La metà celeste di Manchester (e non solo quella) è a lutto. Si è spento, nei giorni scorsi, alla veneranda età di 89 anni, il mitico Bernard Carl Trautmann la cui parabola umana e sportiva costituisce uno dei miracoli più belli che il calcio sia riuscito a compiere.
Da odiato crucco nazista a Ufficiale dell’ordine dell’Impero Britannico: idolo della folla che si era letteralmente rivoltata contro l’ingaggio del lungagnone germanico, inserito di diritto nella Galleria delle Glorie del football d’oltremanica, il portiere tedesco ha scritto alcune delle pagine più epiche e gloriose del Manchester City. Guadagnandosi sul campo, rispetto e ammirazione da chi, fino a poco tempo prima, stava dall’altra parte della barricata della Seconda guerra mondiale.
Trautmann, nato a Brema nel 1923, come tanti giovani della sua stessa epoca ritenne di aderire al Partito Nazionalsocialista di Adolf Hitler. Per lui, così come per i suoi conterranei, il nazismo era l’unica strada da percorrere per risollevare la Germania dall’onta della pace di Versailles che chiuse la prima guerra mondiale. Ha combattuto in Ucraina e più volte venne decorato con l’ambita Croce di Ferro, tra le massime onoreficenze militari tedesche.
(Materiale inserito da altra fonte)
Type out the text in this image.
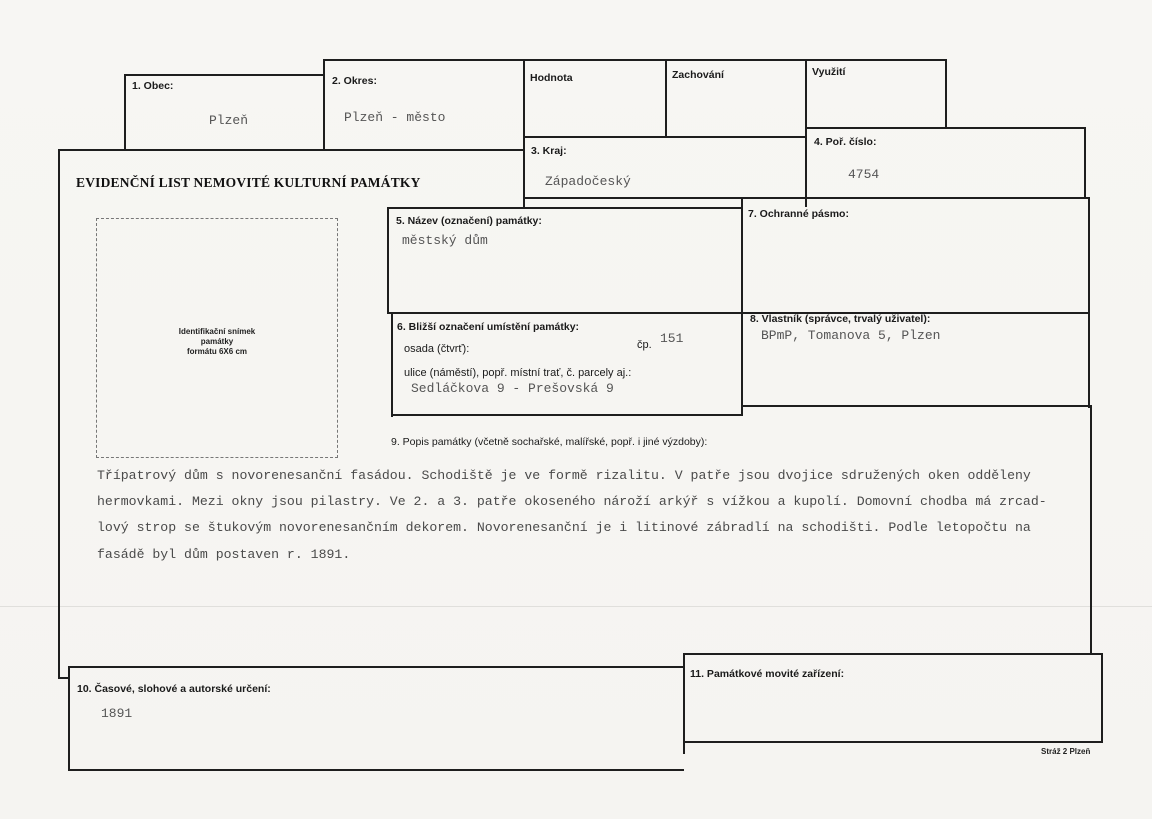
1. Obec:
Plzeň
2. Okres:
Plzeň - město
Hodnota	Zachování	Využití
3. Kraj:
Západočeský
4. Poř. číslo:
4754
EVIDENČNÍ LIST NEMOVITÉ KULTURNÍ PAMÁTKY
Identifikační snímek
památky
formátu 6X6 cm
5. Název (označení) památky:
městský dům
7. Ochranné pásmo:
6. Bližší označení umístění památky:
osada (čtvrť):	čp. 151
ulice (náměstí), popř. místní trať, č. parcely aj.:
Sedláčkova 9 - Prešovská 9
8. Vlastník (správce, trvalý uživatel):
BPmP, Tomanova 5, Plzen
9. Popis památky (včetně sochařské, malířské, popř. i jiné výzdoby):
Třípatrový dům s novorenesanční fasádou. Schodiště je ve formě rizalitu. V patře jsou dvojice sdružených oken odděleny
hermovkami. Mezi okny jsou pilastry. Ve 2. a 3. patře okoseného nároží arkýř s vížkou a kupolí. Domovní chodba má zrcad-
lový strop se štukovým novorenesančním dekorem. Novorenesanční je i litinové zábradlí na schodišti. Podle letopočtu na
fasádě byl dům postaven r. 1891.
10. Časové, slohové a autorské určení:
1891
11. Památkové movité zařízení:
Stráž 2 Plzeň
Poi, con il suo reparto, venne inviato a presidiare il fronte occidentale dove, dopo tutta una lunga serie di peripezie (avrebbe evitato persino la fucilazione in modo rocambolesco) venne catturato dagli inglesi che lo spedirono nel campo di prigionia di Ashton-in-Makerfield.
Liberato tre anni dopo la fine del conflitto, dopo essersi fatto notare sui campi polverosi della periferia inglese, battuti tenacemente dagli osservatori del club più prestigiosi, arriva ad indossare la casacca celeste dei Citizens. Il suo ingaggio, però, provoca una rivolta popolare: no, nessuno – a pochi anni dalla fine della sanguinosa seconda guerra mondiale – vuole che a presidiare la porta citizens ci sia quel lungagnone nazista. La società e la dirigenza tennero botta, resistettero alla tensione popolare. E furono ampiamente ripagati. Quindici anni di carriera, oltre 540 partite giocate, perle irripetibili, bocconi di leggenda da consegnare direttamente alla storia: nel 1956 giocò gli ultimi quindici minuti della finalissima per la Fa Cup contro il Birmingham City con il collo rotto. O meglio, con una vertebra incrinata a causa di uno scontro di gioco contro l’attaccante avversario Peter Murphy. Si rialzò, tornò tra i pali e chiuse la porta all’assedio degli avversari con tutta una serie di parate decisive non meno dei tre gol siglati fino a quel momento dai Citizens.
Si ritirò a metà degli anni ’60, precisamente nel 1964, e venne celebrato anche dal Manchester United, da Best, Law e Bobby Charlton. Poi si è dedicato a fare l’allenatore. Nel 2004 venne insignito della nomina ad Ufficiale all’ordine dell’impero britannico. Mica male per uno che, da giovane, teneva una collezione di Croci di Ferro. Con Trautmann se ne va un calcio miracoloso: capace di trasformare un prigioniero di guerra tedesco, nazista e per di più portiere (mica il solito ‘attaccante’…) in un ufficiale di sua Maestà britannica. Questa sì che è una favola di integrazione nel nome dello sport. Altro che divieti, fughe, politicamente corretto, schedature. Platini e compagnia, prendete appunti.